Lewin Fricke begleitet die rasante Entwicklung des Startups von Anfang an mit Herz und Seele. Beim Klettern lernte er Max Wörner und Timo Preußler kennen, die damals beide Industriekletterfirmen betrieben. Er arbeitete viel mit ihnen zusammen, auch an außergewöhnlichen Projekten wie dem Rückbau von Atomkraftwerken oder der Kernsanierung des Bahnhofs in Mönchengladbach. Die Aufträge wurden immer größer und baulastiger. Mit dem Ziel, ganzheitliche und nachhaltige Projekte zu realisieren, gründeten sie dann die Triq GmbH. „Als Kletterer ist man einfach ein naturverbundener Mensch, man verbringt viel Zeit in der Natur und das hat uns alle dazu bewogen, unser tägliches Schaffen wirklich auf einen nachhaltigen Case mit einem guten Purpose zu legen. Genau das ist unsere Motivation“

Sie lernten den Stuttgarter Architekten und Erfinder Werner Grosse kennen, der schon verschiedene Schwach- und Schadholzbausysteme auf den Markt gebracht hat. Sein aktuellstes Patent wurde übernommen und mit Blick auf die serielle Fertigung und die Kreislauffähigkeit optimiert. Die Triqbriq AG wurde gegründet.

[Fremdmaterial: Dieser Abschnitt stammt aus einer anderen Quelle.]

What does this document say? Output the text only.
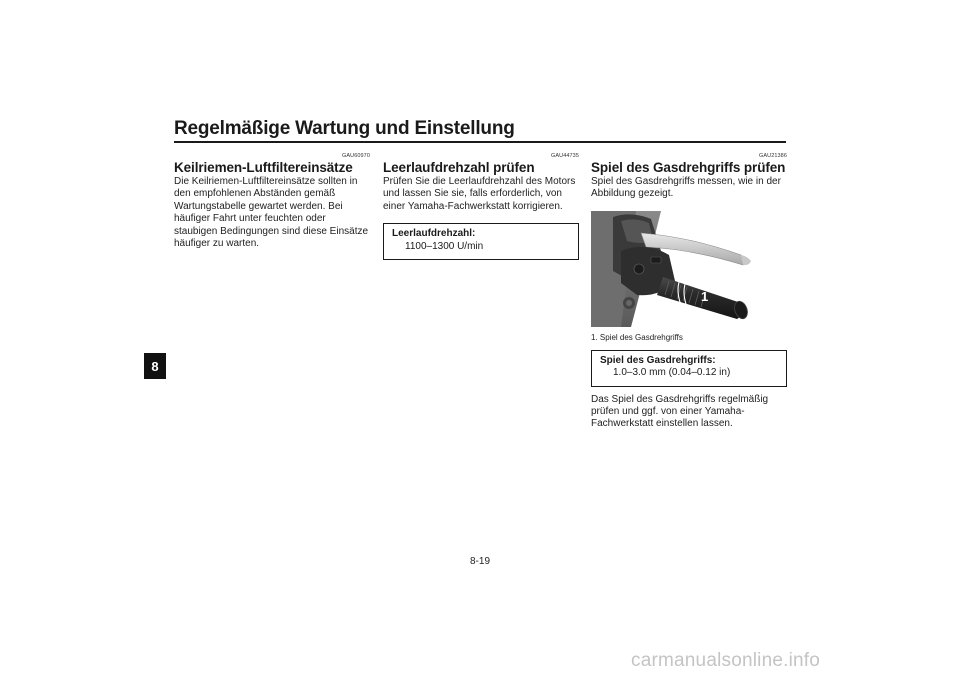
Regelmäßige Wartung und Einstellung
8
GAU60970
Keilriemen-Luftfiltereinsätze

Die Keilriemen-Luftfiltereinsätze sollten in den empfohlenen Abständen gemäß Wartungstabelle gewartet werden. Bei häufiger Fahrt unter feuchten oder staubigen Bedingungen sind diese Einsätze häufiger zu warten.

GAU44735
Leerlaufdrehzahl prüfen

Prüfen Sie die Leerlaufdrehzahl des Motors und lassen Sie sie, falls erforderlich, von einer Yamaha-Fachwerkstatt korrigieren.

Leerlaufdrehzahl:
1100–1300 U/min
GAU21386
Spiel des Gasdrehgriffs prüfen

Spiel des Gasdrehgriffs messen, wie in der Abbildung gezeigt.

1
1. Spiel des Gasdrehgriffs
Spiel des Gasdrehgriffs:
1.0–3.0 mm (0.04–0.12 in)

Das Spiel des Gasdrehgriffs regelmäßig prüfen und ggf. von einer Yamaha-Fachwerkstatt einstellen lassen.

8-19
carmanualsonline.info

Das war im Herbst 2021. „Wir haben unsere erste Zulassung nach 7 Monaten bekommen, das ist rekordverdächtig schnell“, so Fricke. Im November 2022 zogen sie in die Produktionshalle ein, der erste Briq lief kurz danach vom Band. Im Juni 2023 wurde das erste mehrstöckige Gebäude in Frankfurt mit Triqbriq realisiert. Innerhalb von sechs Tagen stand der Rohbau. Das Bauunternehmen, das bis dahin noch nie mit Holz gearbeitet hat, war mit dem System dreimal schneller als mit Kalksandstein. In dem inzwischen fertiggestellten Wohnhaus konnten so über 50.000 Kilogramm CO2 dauerhaft gebunden werden.

Bei allem Erfolg, gewisse Hürden gibt es auch für sie zu nehmen. „In einer Branche, die in jeder Phase sagt, das haben wir schon immer so gemacht, einen völlig neuen Ansatz zu fahren und schneller zu sein als alle anderen, das ist eine grundlegende Herausforderung“, meint Fricke. „Da muss viel Aufklärungsarbeit geleistet werden, Studienergebnisse, Datenblätter gezeigt werden, das zieht sich halt einfach … da würden wir uns häufig wünschen, dass einfach mehr Mut da wäre“ Über mangelnde Nachfrage kann sich das Startup aber nicht beschweren. Inzwischen hat das Unternehmen rund 300 Anfragen laufen, das Berliner landeseigene Wohnungsunternehmen Berlinovo hat eine Musterwohnung mit dem Holzbausystem gebaut und ein bekannter Lebensmitteleinzelhändler möchte einen Supermarkt damit realisieren. Und mit jedem erfolgreichen Projekt wird die Aufklärungsarbeit für das nächste leichter.